Все заговорили, зашумели.
Какой-то шахтер с лицом, заросшим до глаз серой бородой, вцепился костлявыми пальцами в Артемкино плечо и сердито журил:
- Чудак! Голова твоя еловая! Нешто так адрес пишут? Надо ж волость писать. Волость и уезд. Тогда дойдет. А то - на деревню дедушке. Мало их, дедушек этих!
Слышались восклицания:
- Самого б его колодкой, сапожника энтова!
- Вот так и моего сына калечили в ученье.
- От хорошей жизни ребятенка не отошлешь к такому аспиду.
- А в шахтах лучше? Сколько их там покалечили, ребят!..
Подошел командир. Он внимательно оглядел Артемку, будто сверял какие-то свои мысли о нем, и строго сказал:
- Это надо беречь. Это не только твое, это и наше. Понял?
- Нет, - искренне признался Артемка. - Про что это вы?

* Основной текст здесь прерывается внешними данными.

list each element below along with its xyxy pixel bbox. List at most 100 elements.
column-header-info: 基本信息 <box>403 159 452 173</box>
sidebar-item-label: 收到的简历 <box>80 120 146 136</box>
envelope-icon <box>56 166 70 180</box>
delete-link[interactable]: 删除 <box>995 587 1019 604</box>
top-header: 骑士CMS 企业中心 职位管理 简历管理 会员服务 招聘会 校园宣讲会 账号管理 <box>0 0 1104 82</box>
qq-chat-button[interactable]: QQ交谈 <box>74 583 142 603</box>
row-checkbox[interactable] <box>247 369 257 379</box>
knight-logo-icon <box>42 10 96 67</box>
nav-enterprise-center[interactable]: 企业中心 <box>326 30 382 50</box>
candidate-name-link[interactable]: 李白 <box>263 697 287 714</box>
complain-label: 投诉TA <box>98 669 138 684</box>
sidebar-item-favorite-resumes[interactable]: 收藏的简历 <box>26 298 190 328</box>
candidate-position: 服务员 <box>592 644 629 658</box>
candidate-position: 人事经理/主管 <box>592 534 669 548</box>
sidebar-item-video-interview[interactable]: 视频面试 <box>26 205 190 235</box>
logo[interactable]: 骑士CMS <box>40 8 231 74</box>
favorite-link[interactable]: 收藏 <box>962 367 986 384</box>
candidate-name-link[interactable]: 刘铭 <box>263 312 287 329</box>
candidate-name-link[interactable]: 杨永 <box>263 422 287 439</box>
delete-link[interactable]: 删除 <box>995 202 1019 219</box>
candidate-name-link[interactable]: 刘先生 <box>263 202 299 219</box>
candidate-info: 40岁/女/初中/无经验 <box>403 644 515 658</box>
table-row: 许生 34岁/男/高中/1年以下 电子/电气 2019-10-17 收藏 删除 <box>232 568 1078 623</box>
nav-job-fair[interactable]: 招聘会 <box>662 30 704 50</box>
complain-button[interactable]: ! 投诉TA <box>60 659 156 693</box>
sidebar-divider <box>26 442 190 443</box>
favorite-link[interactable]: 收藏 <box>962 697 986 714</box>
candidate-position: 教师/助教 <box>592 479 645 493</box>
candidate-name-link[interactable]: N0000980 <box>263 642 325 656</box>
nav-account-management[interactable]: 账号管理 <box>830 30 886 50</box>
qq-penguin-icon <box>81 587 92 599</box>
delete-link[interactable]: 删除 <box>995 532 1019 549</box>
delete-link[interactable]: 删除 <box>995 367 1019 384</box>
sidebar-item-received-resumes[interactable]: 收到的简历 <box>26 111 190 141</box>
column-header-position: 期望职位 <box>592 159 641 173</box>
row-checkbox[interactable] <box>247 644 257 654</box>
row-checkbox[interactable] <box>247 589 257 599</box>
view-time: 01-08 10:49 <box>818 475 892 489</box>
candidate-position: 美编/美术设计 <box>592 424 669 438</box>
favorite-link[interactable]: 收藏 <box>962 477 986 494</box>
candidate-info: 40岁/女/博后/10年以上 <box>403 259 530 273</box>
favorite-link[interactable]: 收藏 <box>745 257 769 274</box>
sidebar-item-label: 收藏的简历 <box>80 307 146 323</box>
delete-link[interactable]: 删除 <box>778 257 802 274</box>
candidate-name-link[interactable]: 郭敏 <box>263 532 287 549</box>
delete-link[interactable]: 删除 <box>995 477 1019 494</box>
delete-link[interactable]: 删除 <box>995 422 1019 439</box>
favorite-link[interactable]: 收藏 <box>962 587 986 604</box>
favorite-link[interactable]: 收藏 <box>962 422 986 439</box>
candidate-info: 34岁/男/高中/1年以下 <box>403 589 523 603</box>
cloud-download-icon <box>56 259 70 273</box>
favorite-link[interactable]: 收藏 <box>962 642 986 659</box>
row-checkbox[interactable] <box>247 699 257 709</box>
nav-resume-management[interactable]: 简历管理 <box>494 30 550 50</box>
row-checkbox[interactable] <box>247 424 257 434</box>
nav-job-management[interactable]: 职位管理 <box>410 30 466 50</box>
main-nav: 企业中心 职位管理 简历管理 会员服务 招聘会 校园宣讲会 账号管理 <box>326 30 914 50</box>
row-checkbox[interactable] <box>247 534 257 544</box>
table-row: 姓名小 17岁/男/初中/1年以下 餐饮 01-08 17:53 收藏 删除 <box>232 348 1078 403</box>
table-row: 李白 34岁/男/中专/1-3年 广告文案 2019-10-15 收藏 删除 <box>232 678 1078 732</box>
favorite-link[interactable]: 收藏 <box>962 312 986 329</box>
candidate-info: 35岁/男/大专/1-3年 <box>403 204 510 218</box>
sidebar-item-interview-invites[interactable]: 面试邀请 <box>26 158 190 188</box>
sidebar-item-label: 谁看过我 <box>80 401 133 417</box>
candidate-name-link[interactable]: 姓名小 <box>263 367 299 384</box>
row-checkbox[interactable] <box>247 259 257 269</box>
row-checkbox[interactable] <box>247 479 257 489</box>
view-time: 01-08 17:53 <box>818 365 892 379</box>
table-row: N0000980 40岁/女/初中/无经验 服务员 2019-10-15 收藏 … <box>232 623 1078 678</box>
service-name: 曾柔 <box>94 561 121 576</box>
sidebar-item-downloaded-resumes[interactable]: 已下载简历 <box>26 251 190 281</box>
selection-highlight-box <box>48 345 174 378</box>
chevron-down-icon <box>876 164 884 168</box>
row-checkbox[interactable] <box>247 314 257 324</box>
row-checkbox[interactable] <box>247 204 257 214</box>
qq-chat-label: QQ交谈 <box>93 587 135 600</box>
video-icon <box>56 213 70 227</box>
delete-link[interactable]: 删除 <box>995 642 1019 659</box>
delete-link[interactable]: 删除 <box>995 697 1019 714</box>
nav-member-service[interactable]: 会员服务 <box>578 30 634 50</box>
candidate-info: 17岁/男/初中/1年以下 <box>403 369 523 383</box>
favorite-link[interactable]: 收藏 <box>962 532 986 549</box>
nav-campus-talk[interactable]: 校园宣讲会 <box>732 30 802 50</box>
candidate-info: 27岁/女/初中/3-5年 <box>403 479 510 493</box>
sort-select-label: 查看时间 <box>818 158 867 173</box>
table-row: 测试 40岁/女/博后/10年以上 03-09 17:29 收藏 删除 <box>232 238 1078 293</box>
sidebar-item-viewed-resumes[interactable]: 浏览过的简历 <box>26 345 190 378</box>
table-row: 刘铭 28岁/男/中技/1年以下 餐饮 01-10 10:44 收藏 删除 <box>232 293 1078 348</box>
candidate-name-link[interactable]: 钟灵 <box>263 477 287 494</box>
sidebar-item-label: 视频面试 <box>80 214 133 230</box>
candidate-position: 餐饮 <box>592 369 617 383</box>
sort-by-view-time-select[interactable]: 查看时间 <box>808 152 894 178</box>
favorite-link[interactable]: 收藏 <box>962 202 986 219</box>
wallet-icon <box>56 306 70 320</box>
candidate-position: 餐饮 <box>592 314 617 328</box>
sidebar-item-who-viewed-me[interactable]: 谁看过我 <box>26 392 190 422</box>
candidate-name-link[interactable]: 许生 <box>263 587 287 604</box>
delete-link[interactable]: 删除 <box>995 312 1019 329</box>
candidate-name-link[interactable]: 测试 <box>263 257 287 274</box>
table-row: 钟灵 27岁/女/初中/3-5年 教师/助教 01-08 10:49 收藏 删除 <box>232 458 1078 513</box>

- Зайди как-нибудь вечерком, потолкуем. Командир пошел к выходу. Вспотевший от волнения
Артемка растерянно смотрел ему вслед.
ПЕРВЫЕ ДНИ
Перед рассветом на наш отряд напоролась какая-то белогвардейская колонна. Дремали наши дозорные, что-ли, но только они дали предупредительные выстрелы, когда белые уже огибали террикон. Мы с Ванюшкой схватили винтовки и через дворы с огородами, путаясь ногами в цепкой огудине, побежали к старой кузнице - месту сбора нашего взвода. У Артемки еще не было ни винтовки, ни гранаты, но он тоже бежал с нами. А когда взвод залег в канаве и, ругаясь, принялся палить в темноту, Артемка тоже ругался и швырял в темноту камни.
Белые ушли, не оставив следов о потерях. Зато среди наших двое были ранены. Ранили их, вероятно, свои же, во время беспорядочной стрельбы.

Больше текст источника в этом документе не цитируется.